On Wednesday 09 February 2005 23:23, Lourens Veen wrote:
> On Wednesday 09 February 2005 21:19, Daniel Phillips wrote:
> > I vote for 18 bits, which would guarantee 17 bit precision.  The 17th
> > bit would only live for a short while, being fed immediately into the
> > perspective correction multipliers.  To me, every bit of extra
> > precision is gold, so if it's easy to get, get it.
>
<snip>
>
> Anyway, these can be special cased, and then we have 17-bit precision
> (using two RAM blocks). Maybe I can even get rid of the problem by storing
> values in one table and differences in the other. Differences can then be
> in 8.10 fixed format, which may give enough precision to prevent the
> problem. Or I could do the same thing I'm doing for the 14/4 one-read
> version and have 19 bits value and 17 bits difference over the two tables.
> That will definitely give 17 bits of precision, and it saves a subtract
> operation.

Replying to self due to sudden brainwave: 36 = 18 + 9 + 9. Let's assume we 
take two RAM blocks. An extra RAM block will improve performance a lot, and 
there are 40 of them, so I'd say we can afford it.

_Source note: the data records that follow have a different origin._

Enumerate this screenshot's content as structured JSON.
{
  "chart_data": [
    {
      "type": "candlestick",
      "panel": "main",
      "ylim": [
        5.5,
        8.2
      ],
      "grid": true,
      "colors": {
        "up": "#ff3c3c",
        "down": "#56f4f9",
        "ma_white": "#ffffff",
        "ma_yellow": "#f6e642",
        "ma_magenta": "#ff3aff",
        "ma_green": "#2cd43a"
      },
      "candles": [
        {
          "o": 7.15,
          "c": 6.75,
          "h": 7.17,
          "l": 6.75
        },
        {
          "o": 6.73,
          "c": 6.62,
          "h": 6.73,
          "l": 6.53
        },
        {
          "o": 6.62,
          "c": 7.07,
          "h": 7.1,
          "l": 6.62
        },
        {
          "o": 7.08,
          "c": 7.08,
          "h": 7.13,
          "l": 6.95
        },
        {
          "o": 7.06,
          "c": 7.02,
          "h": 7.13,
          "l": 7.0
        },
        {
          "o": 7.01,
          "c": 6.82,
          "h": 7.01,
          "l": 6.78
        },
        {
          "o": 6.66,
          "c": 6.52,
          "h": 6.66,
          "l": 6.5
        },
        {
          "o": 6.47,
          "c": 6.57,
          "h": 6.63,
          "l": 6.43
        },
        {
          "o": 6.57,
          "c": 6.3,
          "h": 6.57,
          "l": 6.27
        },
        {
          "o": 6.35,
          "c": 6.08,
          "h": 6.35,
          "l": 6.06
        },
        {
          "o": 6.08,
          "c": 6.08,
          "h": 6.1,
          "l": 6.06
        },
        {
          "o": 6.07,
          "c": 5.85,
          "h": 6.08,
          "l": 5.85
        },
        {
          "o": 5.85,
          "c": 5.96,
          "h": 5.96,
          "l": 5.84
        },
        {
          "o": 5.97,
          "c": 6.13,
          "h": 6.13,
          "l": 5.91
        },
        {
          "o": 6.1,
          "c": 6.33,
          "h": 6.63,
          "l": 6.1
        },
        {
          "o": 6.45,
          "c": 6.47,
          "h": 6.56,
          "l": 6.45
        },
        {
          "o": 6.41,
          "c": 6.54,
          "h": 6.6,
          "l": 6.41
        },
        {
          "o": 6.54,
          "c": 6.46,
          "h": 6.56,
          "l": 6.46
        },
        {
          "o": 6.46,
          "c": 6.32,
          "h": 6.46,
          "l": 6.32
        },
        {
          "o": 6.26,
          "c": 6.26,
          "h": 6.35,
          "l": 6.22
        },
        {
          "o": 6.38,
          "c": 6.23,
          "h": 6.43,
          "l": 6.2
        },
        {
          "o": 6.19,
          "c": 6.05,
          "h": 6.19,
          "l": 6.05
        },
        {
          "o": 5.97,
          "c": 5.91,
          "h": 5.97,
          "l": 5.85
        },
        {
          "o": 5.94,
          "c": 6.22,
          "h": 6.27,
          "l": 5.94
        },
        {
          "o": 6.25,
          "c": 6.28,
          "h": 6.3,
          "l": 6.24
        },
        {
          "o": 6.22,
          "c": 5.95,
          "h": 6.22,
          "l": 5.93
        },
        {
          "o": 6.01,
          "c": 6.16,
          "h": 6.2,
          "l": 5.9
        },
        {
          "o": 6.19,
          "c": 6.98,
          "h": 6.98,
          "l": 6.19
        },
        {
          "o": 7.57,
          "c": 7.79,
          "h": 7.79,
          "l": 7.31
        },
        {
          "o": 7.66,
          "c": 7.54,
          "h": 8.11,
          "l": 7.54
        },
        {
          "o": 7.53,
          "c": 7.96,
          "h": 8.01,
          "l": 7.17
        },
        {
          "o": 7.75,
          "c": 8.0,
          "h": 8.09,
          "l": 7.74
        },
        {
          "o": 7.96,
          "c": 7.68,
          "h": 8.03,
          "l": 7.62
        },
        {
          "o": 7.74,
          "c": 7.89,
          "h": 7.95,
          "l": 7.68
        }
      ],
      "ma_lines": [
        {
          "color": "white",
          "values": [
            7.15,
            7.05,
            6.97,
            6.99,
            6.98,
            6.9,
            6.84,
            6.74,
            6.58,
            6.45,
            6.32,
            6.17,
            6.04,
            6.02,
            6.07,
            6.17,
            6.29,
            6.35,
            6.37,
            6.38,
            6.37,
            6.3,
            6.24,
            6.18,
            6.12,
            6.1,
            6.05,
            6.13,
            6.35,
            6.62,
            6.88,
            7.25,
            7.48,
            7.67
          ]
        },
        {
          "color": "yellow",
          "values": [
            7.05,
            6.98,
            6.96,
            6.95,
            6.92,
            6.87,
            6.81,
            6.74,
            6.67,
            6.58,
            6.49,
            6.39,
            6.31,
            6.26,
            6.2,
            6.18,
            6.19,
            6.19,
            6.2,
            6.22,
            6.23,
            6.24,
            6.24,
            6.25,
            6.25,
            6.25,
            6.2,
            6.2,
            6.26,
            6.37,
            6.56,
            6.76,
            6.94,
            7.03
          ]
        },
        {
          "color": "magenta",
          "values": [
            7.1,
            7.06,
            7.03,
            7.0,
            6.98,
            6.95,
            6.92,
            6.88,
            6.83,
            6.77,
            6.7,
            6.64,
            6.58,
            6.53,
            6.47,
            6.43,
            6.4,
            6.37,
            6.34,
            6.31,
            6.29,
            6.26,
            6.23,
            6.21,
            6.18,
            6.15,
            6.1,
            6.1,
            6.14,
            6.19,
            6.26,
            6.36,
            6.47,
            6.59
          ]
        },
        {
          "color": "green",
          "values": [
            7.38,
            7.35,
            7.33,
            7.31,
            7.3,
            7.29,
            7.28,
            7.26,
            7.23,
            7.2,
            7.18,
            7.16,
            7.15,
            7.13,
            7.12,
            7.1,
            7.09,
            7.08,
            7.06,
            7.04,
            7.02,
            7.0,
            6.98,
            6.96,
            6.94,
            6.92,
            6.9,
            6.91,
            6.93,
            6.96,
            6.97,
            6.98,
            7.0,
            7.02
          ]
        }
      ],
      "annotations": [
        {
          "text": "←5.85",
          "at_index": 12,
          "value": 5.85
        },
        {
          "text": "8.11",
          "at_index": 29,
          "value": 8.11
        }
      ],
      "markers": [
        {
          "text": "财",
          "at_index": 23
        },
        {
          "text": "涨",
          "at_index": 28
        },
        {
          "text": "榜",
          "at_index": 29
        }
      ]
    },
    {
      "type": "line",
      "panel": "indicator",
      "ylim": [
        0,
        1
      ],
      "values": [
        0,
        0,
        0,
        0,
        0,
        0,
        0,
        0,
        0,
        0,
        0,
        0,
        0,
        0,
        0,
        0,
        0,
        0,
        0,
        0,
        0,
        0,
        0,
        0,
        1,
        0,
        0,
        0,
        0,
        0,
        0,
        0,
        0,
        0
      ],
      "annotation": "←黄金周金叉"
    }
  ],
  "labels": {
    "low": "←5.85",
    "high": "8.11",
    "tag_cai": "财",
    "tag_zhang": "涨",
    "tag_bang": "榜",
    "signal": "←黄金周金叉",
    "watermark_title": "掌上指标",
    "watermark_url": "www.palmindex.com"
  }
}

Now, my 14/4 encoding almost gets 13 bits. I haven't tried, but I think I can 
squeeze an actual 13 bits out of 14/5. If I can do 13 bits precision out of 
14/5, then I can probably also do 17 bits precision out of 18/9 (since our 
earlier theoretical work shows that the limitations of linear interpolation 
only get into play from 23 bits onwards). That leaves us with 9 bits left 
over if we read 36 bits per pixel. What I'd like to suggest is an 18/9/9 
value/(difference-bias)/(difference*3)>>2 encoding. That looks rather 
esotheric, so let me explain.

We want 17 bits precision, so we need 18 bits values for the start of the 
span. The difference to the next value (begin of the next span) will be 
between 128 and 512 for 18-bit values, so we can cram it into 9 bits using a 
small bias. 512*3 =1536, so we need 11 bits to store difference*3, which we 
don't have, so we drop the two least significant bits. The LSB is the same as 
that of difference (so we don't need to store it again), and the second least 
significant bit can be calculated fairly easily from the two least 
significant bits of difference.

So, our reciprocal routine gets a value v, a difference d, and d*3. Now what 
it needs to calculate is v + (d * f) where f is the fraction of the input 
mantissa, which is 16 - 10 = 6 bits. Writing d * f as an addition, it is

d*f0 + (d*2)*f1 + (d*4)*f2 + (d*8)*f3 + (d*16)*f4 + (d*32)*f5

with fn the n'th bit of f.

Now, we have d, and d*3, and we can easily obtain d*2 as d << 1. Now rewrite 
the whole thing as

d*(2*f1 + f0) + 4*d*(2*f3 + f2) + 16*d*(2*f5 + f4)

and note how 2*fn + f(n-1) is in the range [0,3]. Multiplying this by d is 
just a simple MUX selection of 0, d, d << 1 or d*3. Multiplying by 4 or 16 is 
a fixed shift, which is free.

That means that we would be able to do the multiplication with two adders and 
three MUXes. Then we need to add the result to the value which is another 
adder, and we need a simplified adder (for the bias, with a fixed second 
parameter) and a few extra gates to get the values out of the table. A 17-bit 
reciprocal using two RAM blocks, four adders, three MUXes and a few loose 
gates doesn't sound too bad. And it won't block any multipliers either.

I'm going to try it out tomorrow. I'm fairly sure I can get 16 bits (and maybe 
even drop the bias and thus an adder in the process), but not so sure I can 
get 17 bits. On the other hand, if we only put 16 bits in it, won't the extra 
bit in the output be meaningless anyway?